Nach einem Schauprozess am 20./21. Juli 1942 vor dem extra nach Darmstadt angereisten 2. Senat des Volksgerichtshofs wurden Alfred Kaufmann und Heinrich Will zum Tode, weitere Frauen aus dem Kreis (darunter auch Elisabeth Will) zu mehrjährigen Zuchthausstrafen verurteilt. Dieser Prozess mit seiner erstmaligen Anwendung der Höchststrafe gemäß der Verordnung über außerordentliche Rundfunkmaßnahmen vom 1. September 1939, wurde propagandistisch weit bekanntgemacht. Manchen Historikern (u.a. Jörg Friedrich) gilt dieser Schauprozess als besonderer Wendepunkt in der Verschärfung des NS-Terrors nach innen. Trotz mehrfacher Gnadengesuche wurde Heinrich Will am Abend des 19. Februar 1943 in der Strafanstalt Frankfurt-Preungesheim durch das Fallbeil hingerichtet. Am folgenden Tag plakatierte man auf Anordnung des Volksgerichtshofes die Hinrichtung in ganz Gießen und Umgebung; am 21. Februar wurden aus Anlass der Hinrichtung Wills Betriebsfeiern, Schulfeiern und ein freier Schultag verfügt. Elisabeth Will war schon am 7. Dezember 1942 aus dem Frauen-Zuchthaus Ziegenhain als Jüdin „nach Auschwitz entlassen“ worden (Brief des Zuchthaus-Vorstandes) und dort ermordet.

Mehrere Gnadengesuche wurden auch für Alfred Kaufmann gestellt. Dieser wurde schließlich zu lebenslangem Zuchthaus „begnadigt“ und in das Zuchthaus Butzbach überstellt, wo ihn (nach menschenunwürdigen Haftbedingungen) am 1. April 1945 amerikanische Truppen befreiten.
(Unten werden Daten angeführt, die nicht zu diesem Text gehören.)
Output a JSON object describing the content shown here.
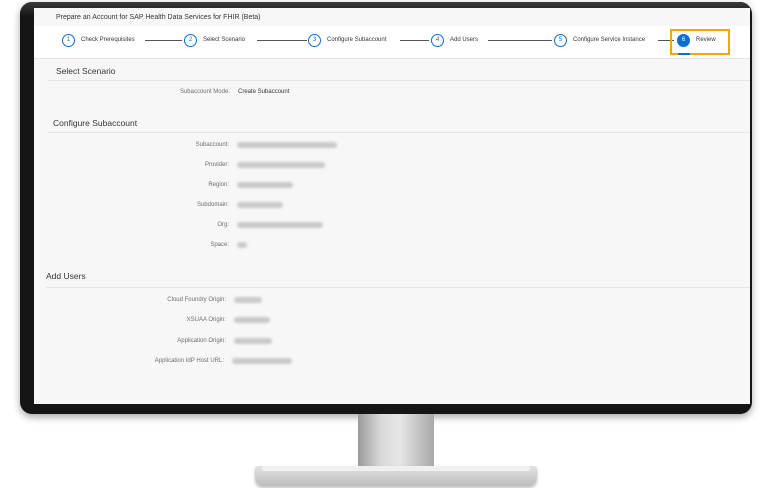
{
  "wizard": {
    "title": "Prepare an Account for SAP Health Data Services for FHIR (Beta)"
  },
  "steps": [
    {
      "num": "1",
      "label": "Check Prerequisites"
    },
    {
      "num": "2",
      "label": "Select Scenario"
    },
    {
      "num": "3",
      "label": "Configure Subaccount"
    },
    {
      "num": "4",
      "label": "Add Users"
    },
    {
      "num": "5",
      "label": "Configure Service Instance"
    },
    {
      "num": "6",
      "label": "Review"
    }
  ],
  "scenario": {
    "title": "Select Scenario",
    "mode_label": "Subaccount Mode:",
    "mode_value": "Create Subaccount"
  },
  "subaccount": {
    "title": "Configure Subaccount",
    "fields": [
      {
        "label": "Subaccount:"
      },
      {
        "label": "Provider:"
      },
      {
        "label": "Region:"
      },
      {
        "label": "Subdomain:"
      },
      {
        "label": "Org:"
      },
      {
        "label": "Space:"
      }
    ]
  },
  "users": {
    "title": "Add Users",
    "fields": [
      {
        "label": "Cloud Foundry Origin:"
      },
      {
        "label": "XSUAA Origin:"
      },
      {
        "label": "Application Origin:"
      },
      {
        "label": "Application IdP Host URL:"
      }
    ]
  },
  "colors": {
    "accent": "#0a6ed1",
    "highlight": "#f0ab00"
  }
}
Er starb 1946 als gebrochener Mann im Alter von 78 Jahren an den Folgen der Haft.

Juristische Aufarbeitung nach 1945

Die Gestapoagentin Dagmar Imgart wird (auch wegen der Denunziation des hingerichteten Paters Max Josef Metzger) durch mehrere Instanzen von Spruchkammern und Gerichten in letzter Instanz zu 1 Jahr und 3 Monaten Gefängnis (abzüglich 8 Monate Untersuchungshaft) wegen Beihilfe zur Freiheitsberaubung verurteilt und tritt 1957 eine sechsmonatige Haft an. Sie lebte ab 1960 in Bensheim und starb 1980 in Seeheim-Jugenheim.

Historikerkontroverse und Beurteilung

Die Aufarbeitung und historische Bewertung des Kaufmann-Will-Kreises wird in den letzten 20 Jahren in Gießen kontrovers diskutiert. Dies hat überwiegend die Ursache, dass die Veröffentlichungen darüber ausnahmslos nicht von professionellen Historikern, sondern von Geschichtslehrern, Soziologen oder dem Magistrat der Stadt erfolgten. Jede Gruppe versucht über den Kaufmann-Will-Kreis jeweils eigene, oftmals weit auseinanderliegende Interessen und Sichtweisen zu verfolgen.

Entweder bestehen Verwandtschaftsverhältnisse zu Teilnehmern am Prozess vor dem Volksgerichtshof, man hätte gerne eine Stilisierung zu einer Widerstandsgruppe im engeren Sinne oder die Tatsache widerständigen Verhaltens wird auf der Grundlage der erpressten Gestapo-Protokolle gänzlich negiert, da man ein oppositionelles Verhalten aus dem Kreis des national-konservativen Bürgertums ganz prinzipiell ablehnen möchte.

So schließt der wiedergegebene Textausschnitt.